The main point is: Above all else, keep the sugar content down.
2) Adding Oil
The logic behind the advice to add oil to your smoothies is that it will enhance the bioavailability of oil-soluble/fat-soluble nutrients from the plant material. This is, again, a reasonable suggestion.
How about the research on this issue? Almost completely lacking.
On the scale of solubility, beta-carotene and vitamin E are examples of nutrients that are known to be more bioavailable when consumed with fats and oils. This observation would probably extend to many other oil-soluble/fat-soluble nutrients, too. They include vitamins A, D, and K. Many antioxidant phytonutrients are also more oil-soluble than they are water-soluble.
The benefit of adding oils to smoothies is that certain oils have health benefits of their own. Fish oils, flax oil, and coconut oil are the best and most cost-effective. You can get a wonderful dose of omega-3 oils from just a couple of teaspoons of the right fish oil. This is the simplest way to reap the benefits of DHA without having to take any large fish oil capsules.
My choice is to alternate days with fish oil vs. days with coconut oil in my smoothies. The health benefits of coconut oil are becoming more well-known, in spite of fear-mongering by thoughtless medical folks about this excellent mixture.
If you are adding oil to your smoothie, which seems to be the best way to boost its value, be absolutely sure to avoid any of the common vegetable oils on the market. They are bad in so many ways that it is best to just avoid them.
Making Smoothies Easily – A Hint
Frozen ingredients are the easiest to blend into a fine consistency. Frozen foods in general are easier for blending because they are so brittle.
My two favorite greens are spinach and kale. Frozen chopped spinach, with no additive of any kind, is easy to find in the frozen food section of your supermarket. As for kale, buy fresh baby kale and stick it in the freezer.
I have successfully frozen beets that I cut up fresh.
Freeze fresh blueberries when they are in season.

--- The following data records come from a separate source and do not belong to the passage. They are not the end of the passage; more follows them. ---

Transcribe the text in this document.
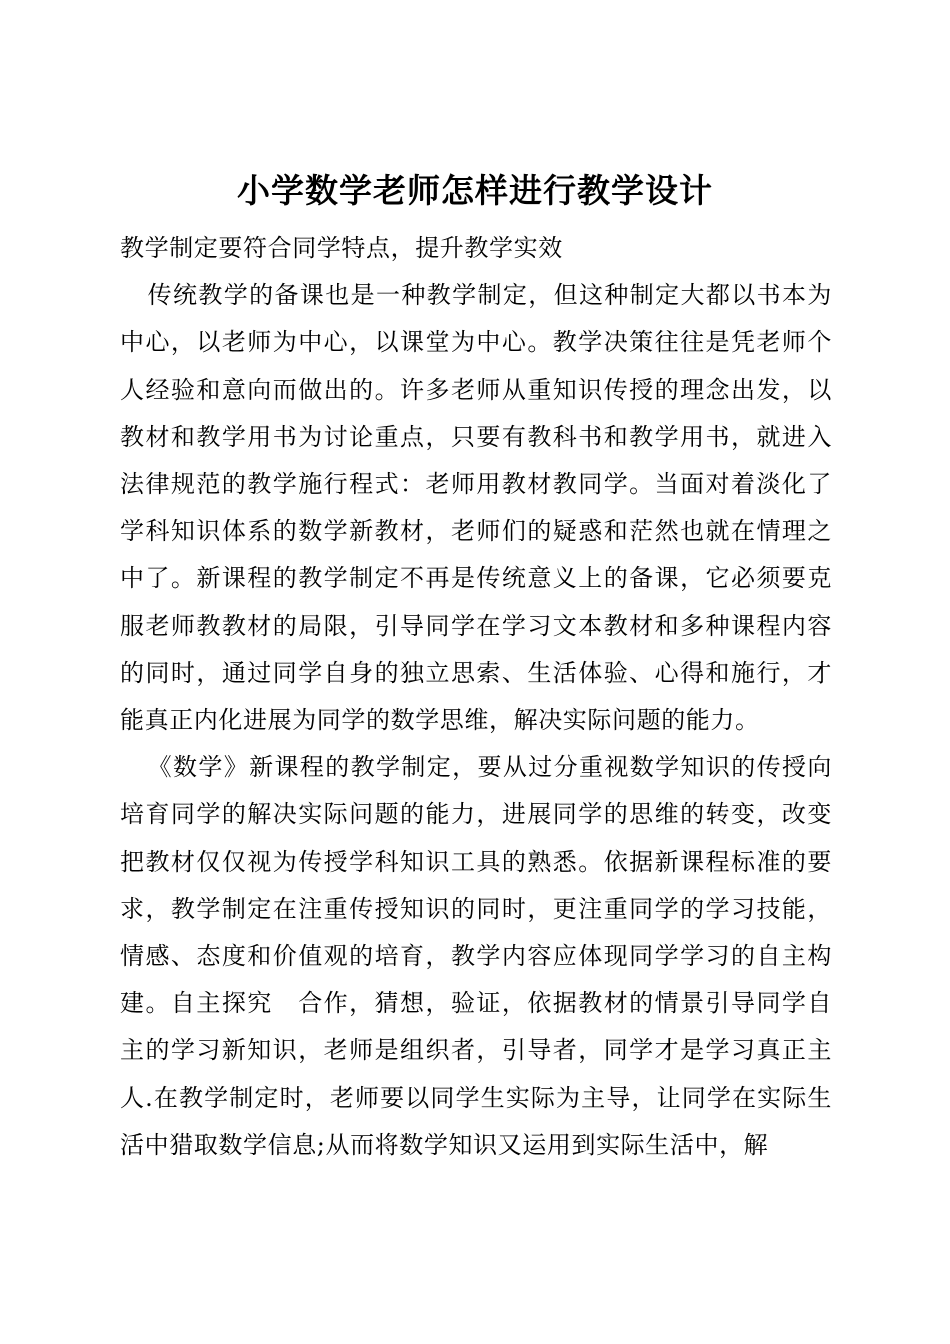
小学数学老师怎样进行教学设计

教学制定要符合同学特点，提升教学实效

传统教学的备课也是一种教学制定，但这种制定大都以书本为中心，以老师为中心，以课堂为中心。教学决策往往是凭老师个人经验和意向而做出的。许多老师从重知识传授的理念出发，以教材和教学用书为讨论重点，只要有教科书和教学用书，就进入法律规范的教学施行程式：老师用教材教同学。当面对着淡化了学科知识体系的数学新教材，老师们的疑惑和茫然也就在情理之中了。新课程的教学制定不再是传统意义上的备课，它必须要克服老师教教材的局限，引导同学在学习文本教材和多种课程内容的同时，通过同学自身的独立思索、生活体验、心得和施行，才能真正内化进展为同学的数学思维，解决实际问题的能力。

《数学》新课程的教学制定，要从过分重视数学知识的传授向培育同学的解决实际问题的能力，进展同学的思维的转变，改变把教材仅仅视为传授学科知识工具的熟悉。依据新课程标准的要求，教学制定在注重传授知识的同时，更注重同学的学习技能，情感、态度和价值观的培育，教学内容应体现同学学习的自主构建。自主探究　合作，猜想，验证，依据教材的情景引导同学自主的学习新知识，老师是组织者，引导者，同学才是学习真正主人.在教学制定时，老师要以同学生实际为主导，让同学在实际生活中猎取数学信息;从而将数学知识又运用到实际生活中，解
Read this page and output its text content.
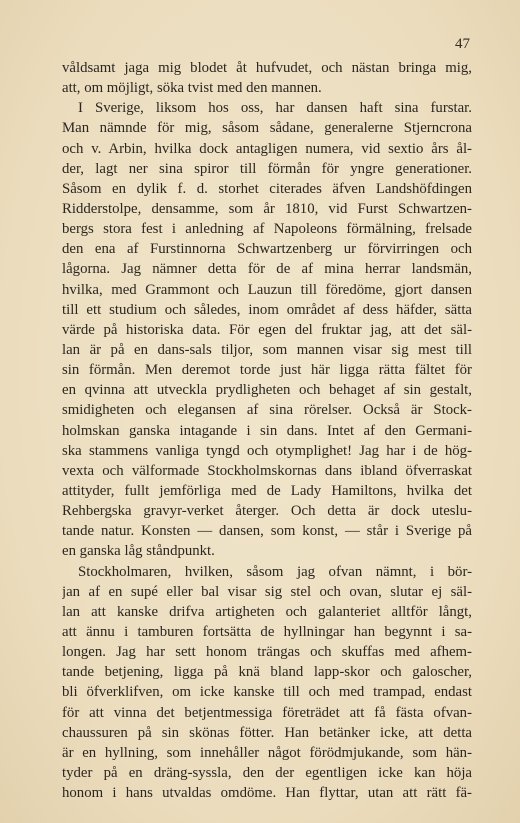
47
våldsamt jaga mig blodet åt hufvudet, och nästan bringa mig,
att, om möjligt, söka tvist med den mannen.
I Sverige, liksom hos oss, har dansen haft sina furstar.
Man nämnde för mig, såsom sådane, generalerne Stjerncrona
och v. Arbin, hvilka dock antagligen numera, vid sextio års ål-
der, lagt ner sina spiror till förmån för yngre generationer.
Såsom en dylik f. d. storhet citerades äfven Landshöfdingen
Ridderstolpe, densamme, som år 1810, vid Furst Schwartzen-
bergs stora fest i anledning af Napoleons förmälning, frelsade
den ena af Furstinnorna Schwartzenberg ur förvirringen och
lågorna. Jag nämner detta för de af mina herrar landsmän,
hvilka, med Grammont och Lauzun till föredöme, gjort dansen
till ett studium och således, inom området af dess häfder, sätta
värde på historiska data. För egen del fruktar jag, att det säl-
lan är på en dans-sals tiljor, som mannen visar sig mest till
sin förmån. Men deremot torde just här ligga rätta fältet för
en qvinna att utveckla prydligheten och behaget af sin gestalt,
smidigheten och elegansen af sina rörelser. Också är Stock-
holmskan ganska intagande i sin dans. Intet af den Germani-
ska stammens vanliga tyngd och otymplighet! Jag har i de hög-
vexta och välformade Stockholmskornas dans ibland öfverraskat
attityder, fullt jemförliga med de Lady Hamiltons, hvilka det
Rehbergska gravyr-verket återger. Och detta är dock uteslu-
tande natur. Konsten — dansen, som konst, — står i Sverige på
en ganska låg ståndpunkt.
Stockholmaren, hvilken, såsom jag ofvan nämnt, i bör-
jan af en supé eller bal visar sig stel och ovan, slutar ej säl-
lan att kanske drifva artigheten och galanteriet alltför långt,
att ännu i tamburen fortsätta de hyllningar han begynnt i sa-
longen. Jag har sett honom trängas och skuffas med afhem-
tande betjening, ligga på knä bland lapp-skor och galoscher,
bli öfverklifven, om icke kanske till och med trampad, endast
för att vinna det betjentmessiga företrädet att få fästa ofvan-
chaussuren på sin skönas fötter. Han betänker icke, att detta
är en hyllning, som innehåller något förödmjukande, som hän-
tyder på en dräng-syssla, den der egentligen icke kan höja
honom i hans utvaldas omdöme. Han flyttar, utan att rätt fä-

Otherwise just get frozen blueberries. They are always easy easy to find.
What about the best combinations?
Once I got past the notion that I had to measure everything precisely, I simply grabbed ingredients in what looked to be the right amounts. This means about 1-2 cups of spinach, 1-2 cups of kale, a cup of blueberries, 2 tablespoons of oil, and 16 ounces of water. I may also substitute a cup of frozen beets, which I cut up fresh and stash in the freezer, for a portion of either the spinach or the kale.
None of these are what you would call gourmet flavors. They all taste like extract of lawn, with a hint of blueberries or beets or maybe a banana now and again. Sometimes I add sea salt, which provides a small improvement. Sometimes I add a few drops of flavored Stevia.
Generally I like these things, although my wife mostly does not. I encourage you to simply experiment a bit until you hit on a few combinations that tickle your fancy…and that are probably very good for your health, too!
There, now that was a simple set of recommendations, with a little dose of science. And it didn’t cost you anything except your time to read this post. What a deal!